SpellCorrection class handles the main operations of homework such as viterbi,spelling correction and language model.Main class is used to trigger the spelling correction operation. - The language model is being created when the cleaning incorrect dataset is done. In other words, the cleaned dataset is not written back to another file for creating language model. This status makes this application faster.
- The regex is used the cleaning dataset extensively.
- The table/matrix is not used to calculate the minimum edit distance.Because the runtime of application takes too long by using table/matrix.So two words are compared by looking at each character.This makes application faster and interactive.
- The misspelled words are compared with correct words in cleaned dataset by using unigram hashmap. Also the emission probabilities are calculated by using the deletion, insertion and substitution dictionaries.
- The punctuations are removed from the end of word or sentence by using regex.
- The all words are converted to lowercase by using tolowerCase method in Java.
- "#" character represents the word boundary in the deletion, insertion and substitution dictionaries.Also the count of "#" equals to the total count of all words in the cleaned dataset.
- Stack is used to make backtrace in Viterbi algorithm.

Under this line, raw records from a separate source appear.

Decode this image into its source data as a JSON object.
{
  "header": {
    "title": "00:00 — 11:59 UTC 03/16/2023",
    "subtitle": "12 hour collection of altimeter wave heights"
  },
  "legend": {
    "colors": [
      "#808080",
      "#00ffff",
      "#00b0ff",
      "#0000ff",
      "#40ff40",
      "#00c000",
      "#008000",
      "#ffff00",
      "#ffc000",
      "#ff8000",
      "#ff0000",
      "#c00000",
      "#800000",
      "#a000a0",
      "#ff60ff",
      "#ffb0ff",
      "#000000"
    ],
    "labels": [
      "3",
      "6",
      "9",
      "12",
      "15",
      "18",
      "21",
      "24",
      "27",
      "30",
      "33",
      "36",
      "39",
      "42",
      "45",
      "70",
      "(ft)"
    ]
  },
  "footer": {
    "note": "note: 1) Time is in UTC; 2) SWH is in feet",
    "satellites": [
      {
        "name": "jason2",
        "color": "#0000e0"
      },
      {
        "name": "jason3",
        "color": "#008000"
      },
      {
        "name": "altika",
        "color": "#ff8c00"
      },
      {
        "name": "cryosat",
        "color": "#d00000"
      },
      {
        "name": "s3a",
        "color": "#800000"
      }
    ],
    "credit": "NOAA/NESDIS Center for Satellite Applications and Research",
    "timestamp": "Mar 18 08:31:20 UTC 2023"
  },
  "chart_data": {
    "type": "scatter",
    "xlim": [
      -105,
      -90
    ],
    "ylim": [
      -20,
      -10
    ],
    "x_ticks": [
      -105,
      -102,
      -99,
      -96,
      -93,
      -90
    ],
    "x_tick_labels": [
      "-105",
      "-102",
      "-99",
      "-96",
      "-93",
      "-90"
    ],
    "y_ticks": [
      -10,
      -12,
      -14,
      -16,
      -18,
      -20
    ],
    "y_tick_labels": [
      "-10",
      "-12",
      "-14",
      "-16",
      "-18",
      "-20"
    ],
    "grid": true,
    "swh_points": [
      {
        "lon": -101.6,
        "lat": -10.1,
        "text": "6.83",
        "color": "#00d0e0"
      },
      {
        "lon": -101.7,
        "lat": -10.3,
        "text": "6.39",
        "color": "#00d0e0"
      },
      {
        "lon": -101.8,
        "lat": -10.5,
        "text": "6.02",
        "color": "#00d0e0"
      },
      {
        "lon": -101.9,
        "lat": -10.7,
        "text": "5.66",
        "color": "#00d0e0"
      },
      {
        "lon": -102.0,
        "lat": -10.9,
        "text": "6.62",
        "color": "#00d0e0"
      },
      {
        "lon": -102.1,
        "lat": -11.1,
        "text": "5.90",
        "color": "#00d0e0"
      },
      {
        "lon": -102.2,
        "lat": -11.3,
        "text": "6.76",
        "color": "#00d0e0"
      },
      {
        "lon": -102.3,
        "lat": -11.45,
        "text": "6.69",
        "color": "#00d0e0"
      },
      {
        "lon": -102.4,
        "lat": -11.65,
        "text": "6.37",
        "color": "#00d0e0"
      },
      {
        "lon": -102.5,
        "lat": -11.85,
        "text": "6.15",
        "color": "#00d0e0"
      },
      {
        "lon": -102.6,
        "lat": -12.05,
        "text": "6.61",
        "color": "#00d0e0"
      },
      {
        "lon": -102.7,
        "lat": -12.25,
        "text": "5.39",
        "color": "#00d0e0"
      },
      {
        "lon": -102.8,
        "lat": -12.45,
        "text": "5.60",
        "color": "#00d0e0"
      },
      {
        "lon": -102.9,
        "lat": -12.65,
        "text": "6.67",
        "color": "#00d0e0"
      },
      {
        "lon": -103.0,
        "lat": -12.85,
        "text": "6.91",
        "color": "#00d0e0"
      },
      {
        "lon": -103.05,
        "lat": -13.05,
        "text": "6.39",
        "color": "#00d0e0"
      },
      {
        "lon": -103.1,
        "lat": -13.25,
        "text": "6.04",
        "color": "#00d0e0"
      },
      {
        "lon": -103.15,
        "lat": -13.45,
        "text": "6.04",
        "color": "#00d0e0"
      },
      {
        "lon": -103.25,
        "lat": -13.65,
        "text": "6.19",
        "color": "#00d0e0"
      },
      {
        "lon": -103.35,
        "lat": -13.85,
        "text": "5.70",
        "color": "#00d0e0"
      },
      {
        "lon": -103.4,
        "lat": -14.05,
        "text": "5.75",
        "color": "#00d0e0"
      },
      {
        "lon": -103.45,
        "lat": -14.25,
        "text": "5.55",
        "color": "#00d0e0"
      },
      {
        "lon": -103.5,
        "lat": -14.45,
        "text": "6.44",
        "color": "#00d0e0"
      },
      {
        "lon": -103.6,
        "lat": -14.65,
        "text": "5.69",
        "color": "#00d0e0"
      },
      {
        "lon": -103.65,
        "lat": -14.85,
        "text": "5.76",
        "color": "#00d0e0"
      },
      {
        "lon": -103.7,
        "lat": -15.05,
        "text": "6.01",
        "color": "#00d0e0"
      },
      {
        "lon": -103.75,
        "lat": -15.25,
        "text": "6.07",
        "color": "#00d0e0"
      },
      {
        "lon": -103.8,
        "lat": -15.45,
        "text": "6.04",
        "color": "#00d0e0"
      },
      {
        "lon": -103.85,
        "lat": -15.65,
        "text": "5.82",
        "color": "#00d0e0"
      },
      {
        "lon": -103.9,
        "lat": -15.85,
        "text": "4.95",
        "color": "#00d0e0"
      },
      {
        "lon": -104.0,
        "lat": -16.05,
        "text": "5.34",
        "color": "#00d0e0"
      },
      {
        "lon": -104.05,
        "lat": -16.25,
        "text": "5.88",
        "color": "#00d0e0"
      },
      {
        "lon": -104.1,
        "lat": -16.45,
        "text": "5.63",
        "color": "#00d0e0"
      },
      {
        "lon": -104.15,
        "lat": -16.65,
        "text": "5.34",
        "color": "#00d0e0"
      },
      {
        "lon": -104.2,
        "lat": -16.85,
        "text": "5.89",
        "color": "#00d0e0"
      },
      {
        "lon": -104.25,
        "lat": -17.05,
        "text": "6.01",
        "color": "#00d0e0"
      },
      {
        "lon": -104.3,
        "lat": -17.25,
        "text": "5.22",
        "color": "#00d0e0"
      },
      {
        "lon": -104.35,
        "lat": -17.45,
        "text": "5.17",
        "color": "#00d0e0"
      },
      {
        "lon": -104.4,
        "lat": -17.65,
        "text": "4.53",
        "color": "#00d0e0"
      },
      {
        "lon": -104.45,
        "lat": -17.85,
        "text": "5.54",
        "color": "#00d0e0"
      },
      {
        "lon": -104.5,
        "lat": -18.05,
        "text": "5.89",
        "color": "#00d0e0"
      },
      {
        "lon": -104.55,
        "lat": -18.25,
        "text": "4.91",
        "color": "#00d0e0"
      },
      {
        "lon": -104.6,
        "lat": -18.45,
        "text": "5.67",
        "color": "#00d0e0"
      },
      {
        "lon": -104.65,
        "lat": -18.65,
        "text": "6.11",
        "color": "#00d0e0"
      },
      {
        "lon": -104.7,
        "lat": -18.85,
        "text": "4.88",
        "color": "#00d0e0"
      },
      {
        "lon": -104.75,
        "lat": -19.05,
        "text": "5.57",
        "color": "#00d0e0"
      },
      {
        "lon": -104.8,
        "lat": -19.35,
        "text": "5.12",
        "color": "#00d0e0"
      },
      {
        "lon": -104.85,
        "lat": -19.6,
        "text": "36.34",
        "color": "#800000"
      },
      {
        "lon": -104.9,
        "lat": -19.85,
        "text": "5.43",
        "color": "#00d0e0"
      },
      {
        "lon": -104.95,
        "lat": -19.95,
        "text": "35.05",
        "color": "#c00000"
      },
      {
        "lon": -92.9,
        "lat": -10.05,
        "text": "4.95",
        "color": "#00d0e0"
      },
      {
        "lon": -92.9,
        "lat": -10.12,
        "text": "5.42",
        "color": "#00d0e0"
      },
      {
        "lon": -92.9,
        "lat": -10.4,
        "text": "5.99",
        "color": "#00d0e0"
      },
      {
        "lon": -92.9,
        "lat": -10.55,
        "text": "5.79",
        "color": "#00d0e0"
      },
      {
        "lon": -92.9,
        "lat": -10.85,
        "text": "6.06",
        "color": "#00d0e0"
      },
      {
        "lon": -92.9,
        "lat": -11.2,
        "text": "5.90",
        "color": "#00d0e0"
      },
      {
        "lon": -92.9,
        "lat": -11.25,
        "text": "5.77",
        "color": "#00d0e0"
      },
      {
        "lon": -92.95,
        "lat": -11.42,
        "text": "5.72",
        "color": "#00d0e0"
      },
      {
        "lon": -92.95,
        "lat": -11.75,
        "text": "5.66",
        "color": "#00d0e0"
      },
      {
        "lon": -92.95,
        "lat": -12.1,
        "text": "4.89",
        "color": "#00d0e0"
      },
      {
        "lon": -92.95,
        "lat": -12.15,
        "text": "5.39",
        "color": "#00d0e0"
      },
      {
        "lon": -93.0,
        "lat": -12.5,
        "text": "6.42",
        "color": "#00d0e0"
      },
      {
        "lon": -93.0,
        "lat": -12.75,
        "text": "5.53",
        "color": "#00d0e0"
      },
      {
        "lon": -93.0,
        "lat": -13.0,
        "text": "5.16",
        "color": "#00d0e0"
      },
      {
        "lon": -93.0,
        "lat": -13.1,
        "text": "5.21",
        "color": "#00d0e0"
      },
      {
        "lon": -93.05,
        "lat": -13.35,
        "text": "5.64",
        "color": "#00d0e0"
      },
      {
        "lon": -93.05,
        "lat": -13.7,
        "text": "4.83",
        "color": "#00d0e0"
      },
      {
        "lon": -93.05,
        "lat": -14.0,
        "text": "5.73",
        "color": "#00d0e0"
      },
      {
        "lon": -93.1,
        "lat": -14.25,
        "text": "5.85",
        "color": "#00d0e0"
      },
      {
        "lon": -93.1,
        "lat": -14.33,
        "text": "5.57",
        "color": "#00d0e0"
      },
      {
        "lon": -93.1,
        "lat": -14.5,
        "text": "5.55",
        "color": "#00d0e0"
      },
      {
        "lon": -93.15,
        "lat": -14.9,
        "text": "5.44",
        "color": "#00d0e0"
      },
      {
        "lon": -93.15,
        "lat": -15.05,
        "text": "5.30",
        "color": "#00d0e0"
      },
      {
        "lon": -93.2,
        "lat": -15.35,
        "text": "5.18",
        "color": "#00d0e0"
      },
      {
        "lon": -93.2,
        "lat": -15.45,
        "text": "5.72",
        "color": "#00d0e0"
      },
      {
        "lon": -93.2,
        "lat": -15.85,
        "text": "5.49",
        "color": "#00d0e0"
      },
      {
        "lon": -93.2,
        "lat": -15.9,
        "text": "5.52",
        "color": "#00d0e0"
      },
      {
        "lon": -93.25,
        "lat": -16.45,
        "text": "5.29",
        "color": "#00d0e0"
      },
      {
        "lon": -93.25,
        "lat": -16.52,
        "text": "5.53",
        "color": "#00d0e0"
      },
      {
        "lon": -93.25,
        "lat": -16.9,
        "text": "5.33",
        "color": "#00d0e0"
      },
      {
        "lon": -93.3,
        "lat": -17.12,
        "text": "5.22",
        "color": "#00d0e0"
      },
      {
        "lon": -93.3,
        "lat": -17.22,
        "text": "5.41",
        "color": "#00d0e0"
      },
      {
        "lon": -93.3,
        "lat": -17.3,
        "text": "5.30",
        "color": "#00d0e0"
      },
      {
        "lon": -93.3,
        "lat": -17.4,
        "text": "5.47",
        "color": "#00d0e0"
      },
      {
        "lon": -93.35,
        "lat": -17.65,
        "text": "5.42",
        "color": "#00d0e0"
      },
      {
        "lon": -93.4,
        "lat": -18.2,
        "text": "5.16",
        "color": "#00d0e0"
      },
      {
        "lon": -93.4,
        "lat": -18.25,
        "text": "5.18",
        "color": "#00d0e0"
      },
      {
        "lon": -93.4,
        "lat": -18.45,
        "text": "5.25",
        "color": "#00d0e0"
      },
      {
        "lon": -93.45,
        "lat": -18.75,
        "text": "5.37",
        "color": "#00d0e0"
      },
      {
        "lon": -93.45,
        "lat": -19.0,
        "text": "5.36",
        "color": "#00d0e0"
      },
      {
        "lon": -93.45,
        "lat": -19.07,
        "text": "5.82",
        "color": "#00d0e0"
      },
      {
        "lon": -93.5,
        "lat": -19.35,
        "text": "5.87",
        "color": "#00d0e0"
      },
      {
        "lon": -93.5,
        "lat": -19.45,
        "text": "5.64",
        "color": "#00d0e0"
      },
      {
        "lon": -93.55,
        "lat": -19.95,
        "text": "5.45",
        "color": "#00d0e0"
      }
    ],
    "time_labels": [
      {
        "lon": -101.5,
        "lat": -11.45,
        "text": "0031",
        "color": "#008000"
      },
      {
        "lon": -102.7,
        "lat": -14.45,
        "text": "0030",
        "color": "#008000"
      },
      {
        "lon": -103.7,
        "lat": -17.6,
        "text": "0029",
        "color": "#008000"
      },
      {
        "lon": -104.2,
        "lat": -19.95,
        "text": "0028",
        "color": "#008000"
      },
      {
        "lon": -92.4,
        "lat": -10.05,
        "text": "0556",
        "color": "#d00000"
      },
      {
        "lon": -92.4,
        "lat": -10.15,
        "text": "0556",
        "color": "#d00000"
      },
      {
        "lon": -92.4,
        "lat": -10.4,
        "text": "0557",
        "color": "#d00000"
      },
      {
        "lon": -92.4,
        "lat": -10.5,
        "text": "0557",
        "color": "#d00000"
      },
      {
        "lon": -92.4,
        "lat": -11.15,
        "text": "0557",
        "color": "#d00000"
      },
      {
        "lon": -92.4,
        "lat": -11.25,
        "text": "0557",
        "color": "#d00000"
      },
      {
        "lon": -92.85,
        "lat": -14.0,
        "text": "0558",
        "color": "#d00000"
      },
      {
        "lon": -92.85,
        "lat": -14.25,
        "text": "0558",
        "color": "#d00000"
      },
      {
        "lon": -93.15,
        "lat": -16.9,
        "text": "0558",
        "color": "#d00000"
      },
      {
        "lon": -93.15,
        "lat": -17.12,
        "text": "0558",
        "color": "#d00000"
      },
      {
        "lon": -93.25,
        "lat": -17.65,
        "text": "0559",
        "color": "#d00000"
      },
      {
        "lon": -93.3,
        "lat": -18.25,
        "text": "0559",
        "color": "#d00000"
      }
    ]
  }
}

- Initial probabilities are calculated by using sentence boundary.
- The log probability is used to prevent underflow problem.
- The emission probabilities are calculated by using edit distance.
- If the initial or transition probability is zero,then infinity problem takes place in Viterbi algorithm. In other words, the log probability is calculated to prevent underflow problem in Viterbi ,but
if the parameter of log is zero , the infinity problem occurs. So these initial and transition probabilities are assigned Double.MIN_VALUE.
- When the transition probabilities are zero,then these probabilities are assigned to Double.MIN_VALUE.
- Also if there is no candidate word of misspelled word,then the emission probabilities of these misspelled words are assigned to Double.MIN_VALUE.
- Double.NEGATIVE_INFINITY is used to initialize the max variable that is used to detect the maximum probability of current word in Viterbi.
- Also Double.NEGATIVE_INFINITY is used to detect the last word in the sentence.The last word is very important because of backtrace.
- The sentences that does not have error/misspelled words are not included in the Viterbi algorithm.
- The output file has the generating sentences by using Viterbi and evaluation value.
- The working time of this application is approximately 6 seconds for all operations.